🤖 AI Summary
This work addresses the limitation of traditional document expansion methods, which often introduce noise that degrades the performance of modern retrievers. The authors reformulate document expansion as a black-box optimization problem and, for the first time, employ reinforcement learning—specifically the GRPO algorithm—to fine-tune language or vision-language models so that their generated document representations better align with the query distribution of a target retriever, using only ranking feedback. The approach is highly generalizable, supporting single-vector, multi-vector, and lexical retrievers, and can be combined with supervised fine-tuning for further gains.
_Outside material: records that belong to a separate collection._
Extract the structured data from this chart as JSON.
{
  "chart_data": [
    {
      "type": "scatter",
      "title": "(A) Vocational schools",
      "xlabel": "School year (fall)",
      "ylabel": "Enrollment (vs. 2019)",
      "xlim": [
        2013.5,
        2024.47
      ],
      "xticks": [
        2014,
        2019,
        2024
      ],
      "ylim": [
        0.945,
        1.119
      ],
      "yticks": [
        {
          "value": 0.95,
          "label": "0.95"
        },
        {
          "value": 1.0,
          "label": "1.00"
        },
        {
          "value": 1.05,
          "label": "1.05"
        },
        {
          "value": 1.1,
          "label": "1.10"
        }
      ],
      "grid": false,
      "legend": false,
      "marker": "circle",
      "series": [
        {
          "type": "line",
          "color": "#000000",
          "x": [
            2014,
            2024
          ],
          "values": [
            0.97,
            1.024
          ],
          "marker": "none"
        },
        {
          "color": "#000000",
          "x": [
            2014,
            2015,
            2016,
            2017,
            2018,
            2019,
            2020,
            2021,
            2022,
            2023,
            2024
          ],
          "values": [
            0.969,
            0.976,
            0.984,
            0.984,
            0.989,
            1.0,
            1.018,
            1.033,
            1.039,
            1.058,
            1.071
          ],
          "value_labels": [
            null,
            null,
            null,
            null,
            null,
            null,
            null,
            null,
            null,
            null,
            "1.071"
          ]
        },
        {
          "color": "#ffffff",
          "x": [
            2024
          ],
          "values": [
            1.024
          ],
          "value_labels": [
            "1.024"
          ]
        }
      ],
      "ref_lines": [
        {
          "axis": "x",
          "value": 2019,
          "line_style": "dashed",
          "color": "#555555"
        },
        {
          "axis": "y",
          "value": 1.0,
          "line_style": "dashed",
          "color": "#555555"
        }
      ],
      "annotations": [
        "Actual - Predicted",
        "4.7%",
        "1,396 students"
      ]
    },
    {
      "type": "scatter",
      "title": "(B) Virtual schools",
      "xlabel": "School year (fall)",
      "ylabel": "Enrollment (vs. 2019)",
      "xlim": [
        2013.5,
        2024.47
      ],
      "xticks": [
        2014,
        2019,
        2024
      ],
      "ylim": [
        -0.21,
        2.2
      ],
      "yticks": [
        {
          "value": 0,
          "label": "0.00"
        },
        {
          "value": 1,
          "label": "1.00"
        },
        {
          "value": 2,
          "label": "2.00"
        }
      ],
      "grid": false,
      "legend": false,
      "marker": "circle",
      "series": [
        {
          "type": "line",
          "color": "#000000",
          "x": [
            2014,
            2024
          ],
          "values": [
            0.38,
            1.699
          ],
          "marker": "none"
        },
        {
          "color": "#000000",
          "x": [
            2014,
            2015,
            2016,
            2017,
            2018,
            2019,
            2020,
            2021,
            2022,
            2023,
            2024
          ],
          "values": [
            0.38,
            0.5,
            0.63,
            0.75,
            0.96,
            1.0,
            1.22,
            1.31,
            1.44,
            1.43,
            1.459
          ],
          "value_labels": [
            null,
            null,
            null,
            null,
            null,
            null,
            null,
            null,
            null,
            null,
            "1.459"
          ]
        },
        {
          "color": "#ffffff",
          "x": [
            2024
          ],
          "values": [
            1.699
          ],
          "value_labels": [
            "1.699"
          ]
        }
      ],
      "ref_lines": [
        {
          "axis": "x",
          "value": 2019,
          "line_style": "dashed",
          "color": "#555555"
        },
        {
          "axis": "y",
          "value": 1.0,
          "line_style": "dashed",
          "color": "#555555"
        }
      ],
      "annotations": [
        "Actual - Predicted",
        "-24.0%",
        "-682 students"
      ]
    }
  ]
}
Experiments demonstrate that optimized small embedding models significantly outperform larger baselines on both code and visual document retrieval tasks; when integrated with fine-tuning, Jina-ColBERT-V2 achieves nDCG@5 scores of 63.3 and 61.8, respectively.
📝 Abstract
Document expansion is a classical technique for improving retrieval quality, and is attractive since it shifts computation offline, avoiding additional query-time processing. However, when applied to modern retrievers, it has been shown to degrade performance, often introducing noise that obfuscates the discriminative signal. We recast document expansion as a document optimization problem: a language model or a vision language model is fine-tuned to transform documents into representations that better align with the expected query distribution under a target retriever, using GRPO with the retriever's ranking improvements as rewards. This approach requires only black-box access to retrieval ranks, and is applicable across single-vector, multi-vector and lexical retrievers. We evaluate our approach on code retrieval and visual document retrieval (VDR) tasks. We find that learned document transformations yield retrieval gains and in many settings enable smaller, more efficient retrievers to outperform larger ones. For example, applying document optimization to OpenAI text-embedding-3-small model improves nDCG5 on code (58.7 to 66.8) and VDR (53.3 to 57.6), even slightly surpassing the 6.5X more expensive OpenAI text-embedding-3-large model (66.3 on code; 57.0 on VDR). When retriever weights are accessible, document optimization is often competitive with fine-tuning, and in most settings their combination performs best, improving Jina-ColBERT-V2 from 55.8 to 63.3 on VDR and from 48.6 to 61.8 on code retrieval.